Recently picked up a mossberg 590a1. Have no gripes about the gun,however,while doing my last cleaning,I noticed I had 2 scratches on the side of the barrel. I heard that the finish scratches easy on these. Does anyone know what would be a possible fix for this,outside of having the parkerizing redone. I am not worried so much with the cosmetic appearance as I am with corrosion/rust.


----------



## desertman (Aug 29, 2013)

donk123 said:


> Recently picked up a mossberg 590a1. Have no gripes about the gun,however,while doing my last cleaning,I noticed I had 2 scratches on the side of the barrel. I heard that the finish scratches easy on these. Does anyone know what would be a possible fix for this,outside of having the parkerizing redone. I am not worried so much with the cosmetic appearance as I am with corrosion/rust.

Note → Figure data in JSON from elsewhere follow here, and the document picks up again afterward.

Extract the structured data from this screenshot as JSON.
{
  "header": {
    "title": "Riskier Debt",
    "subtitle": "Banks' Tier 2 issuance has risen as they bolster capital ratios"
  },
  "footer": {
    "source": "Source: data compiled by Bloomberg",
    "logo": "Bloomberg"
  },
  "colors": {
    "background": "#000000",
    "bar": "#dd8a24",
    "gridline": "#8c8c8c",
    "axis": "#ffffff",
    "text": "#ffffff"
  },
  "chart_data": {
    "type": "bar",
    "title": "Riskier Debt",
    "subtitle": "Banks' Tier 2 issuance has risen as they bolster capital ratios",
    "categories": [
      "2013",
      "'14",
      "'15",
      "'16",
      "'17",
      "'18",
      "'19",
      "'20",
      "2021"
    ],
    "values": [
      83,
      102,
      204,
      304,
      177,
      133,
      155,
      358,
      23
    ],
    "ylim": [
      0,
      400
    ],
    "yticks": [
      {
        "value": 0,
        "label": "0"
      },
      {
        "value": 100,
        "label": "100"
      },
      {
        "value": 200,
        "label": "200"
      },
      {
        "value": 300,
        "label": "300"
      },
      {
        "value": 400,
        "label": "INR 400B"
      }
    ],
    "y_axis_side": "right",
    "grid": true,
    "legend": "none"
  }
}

Without seeing the pictures. You could try a little cold blue. Birchwood Casey also makes a "blueing pen". Kind of like a sharpie for touching up scratches. As long as you keep a light coat of oil or use a silicone impregnated rag to wipe it down. I wouldn't worry too much about corrosion. Unless of course you do a lot of deep sea fishing and bring the shotgun along with you.


----------



## donk123 (Jun 6, 2013)

Thanks for the tip,desertman. Picked up the birchwood casey blueing pen. Obviously not a perfect match, but not too concerned about that. Peace of mind with no exposed bare metal, although i do keep it clean and lightly oiled. Thanks again.


----------



## desertman (Aug 29, 2013)

donk123 said:


> Thanks for the tip,desertman. Picked up the birchwood casey blueing pen. Obviously not a perfect match, but not too concerned about that. Peace of mind with no exposed bare metal, although i do keep it clean and lightly oiled. Thanks again.


You're welcome! Glad to help.


----------